Anggaran buka puasa bersama juga dinilai Kiyai Hafidz sebagai bentuk pemborosan apalagi jika dalam pelaksanaanya ada mark up harga belanja yang dilakukan oleh pihak-pihak tertentu.
Kiyai Hafidz juga menyoroti kesenjangan antara kehidupan pejabat dan rakyat. Dimana, pernyataan Presiden Jikowi selalu bikin iri masyarakat yang bukan ASN. Dimana gaji ASN tiap tahun naik, sebentar-sebentar gaji naik, ada gaji 13, ada gaji 14, ada anggaran pensiun, ada tunjangan ini dan itu.

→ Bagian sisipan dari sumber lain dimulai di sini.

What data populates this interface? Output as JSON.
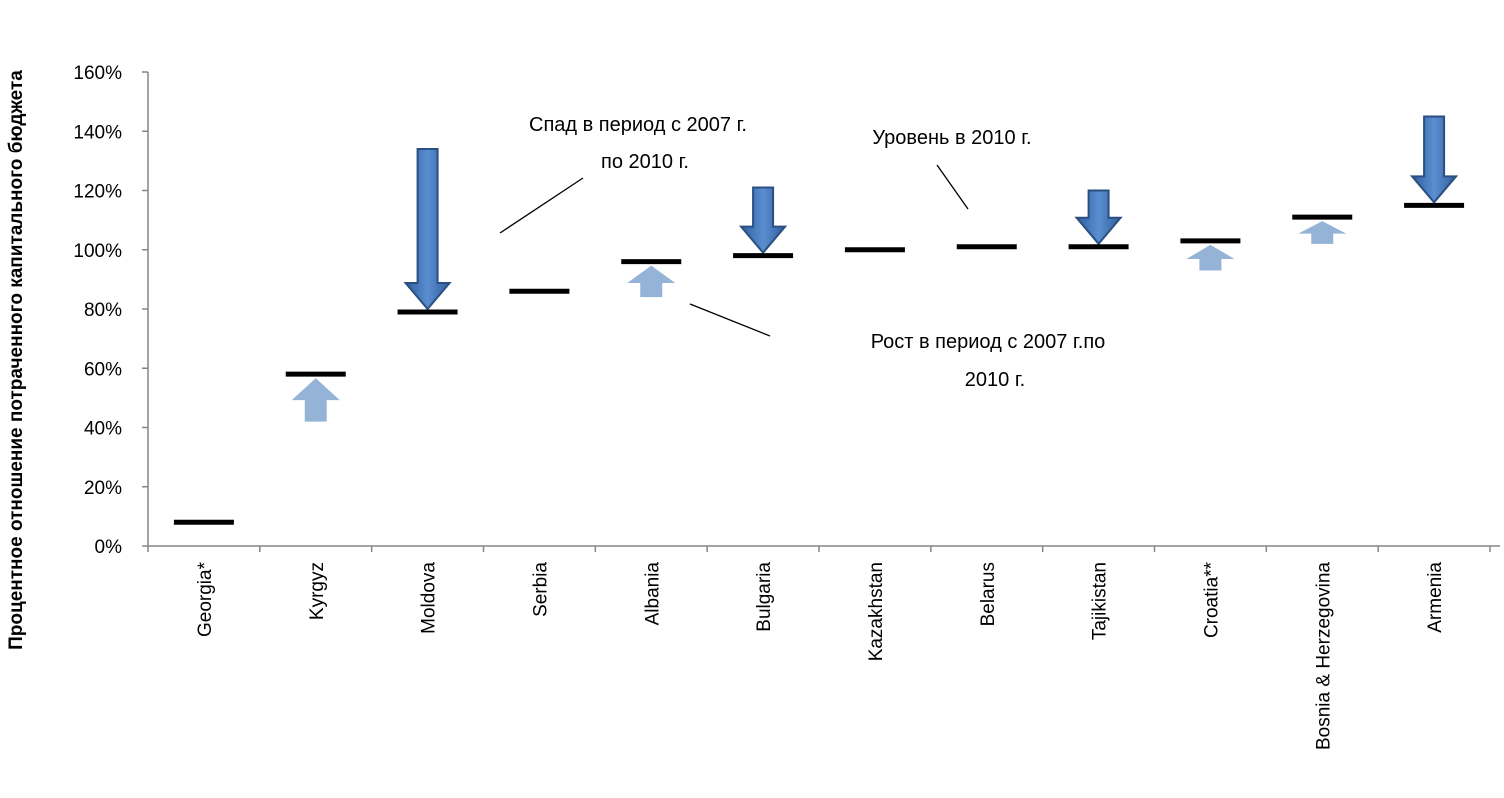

Sedangkan gaji swasta hampir lima tahun saja tidak pernah naik.
Dimasa transisi usai pandemi covid-19, Kiyai Hafidz meminta para pejabat ASN untuk senantiasa membantu masyarakat yang kesusahan ekonomi karena dampak pandemi yang dirasakan masyarakat belum teratasi dengan baik.

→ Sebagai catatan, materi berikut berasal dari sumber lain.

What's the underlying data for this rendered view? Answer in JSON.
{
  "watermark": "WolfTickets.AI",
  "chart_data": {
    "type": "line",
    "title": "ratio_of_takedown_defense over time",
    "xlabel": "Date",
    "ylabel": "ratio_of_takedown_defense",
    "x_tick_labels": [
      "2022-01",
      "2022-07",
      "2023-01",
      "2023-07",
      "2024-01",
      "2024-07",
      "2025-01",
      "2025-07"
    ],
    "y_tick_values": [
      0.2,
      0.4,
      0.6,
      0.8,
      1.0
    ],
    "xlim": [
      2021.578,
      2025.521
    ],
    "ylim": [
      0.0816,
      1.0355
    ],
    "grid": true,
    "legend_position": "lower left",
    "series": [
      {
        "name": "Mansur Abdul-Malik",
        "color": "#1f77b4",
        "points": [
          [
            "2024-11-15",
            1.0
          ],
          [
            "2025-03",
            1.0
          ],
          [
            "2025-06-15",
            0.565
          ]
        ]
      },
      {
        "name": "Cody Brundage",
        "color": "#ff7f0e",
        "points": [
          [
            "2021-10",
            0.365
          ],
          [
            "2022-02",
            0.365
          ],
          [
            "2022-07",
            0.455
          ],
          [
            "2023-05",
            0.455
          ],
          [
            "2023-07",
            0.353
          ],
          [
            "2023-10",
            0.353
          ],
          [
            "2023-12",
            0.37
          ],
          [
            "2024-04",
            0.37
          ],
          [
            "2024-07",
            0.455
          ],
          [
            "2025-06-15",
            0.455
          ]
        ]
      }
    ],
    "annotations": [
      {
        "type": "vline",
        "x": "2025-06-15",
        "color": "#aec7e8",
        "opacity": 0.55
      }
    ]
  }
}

“Pejabat negara, ASN dan lainnya yang sudah memiliki gaji besar, THR atau gaji ke-13 sebaiknya disisihkan untuk membantu masyarakat yang sedang terdampak krisis akibat pandemi, tentu harapannya agar perekonomian masyarakat bawah bisa hidup dan berkembang,” jelasnya.
Kiyai lulusan Ummul Quro Makkah ini pun berharap, para pejabat negara termasuk ASN harus memperhatikan kehidupan masyarakat yang masih banyak hidup di bawah garis kemiskinan, sehingga gaya hidup hedon, berfoya-foya harus dihindari.
Disisi lain, situasi pasca pandemi covid-19 juga harus menjadi perhatian pemerintah dalam menanggulangi krisis ekonomi yang dirasakan oleh lapisan masyarakat.
“Lebih baik digunakan untuk membantu yang membutuhkan, digunakan untuk menolong yang memerlukan daripada untuk berfoya-foya dan hidup hedon dengan tanpa tujuan yang jelas,” pungkasnya.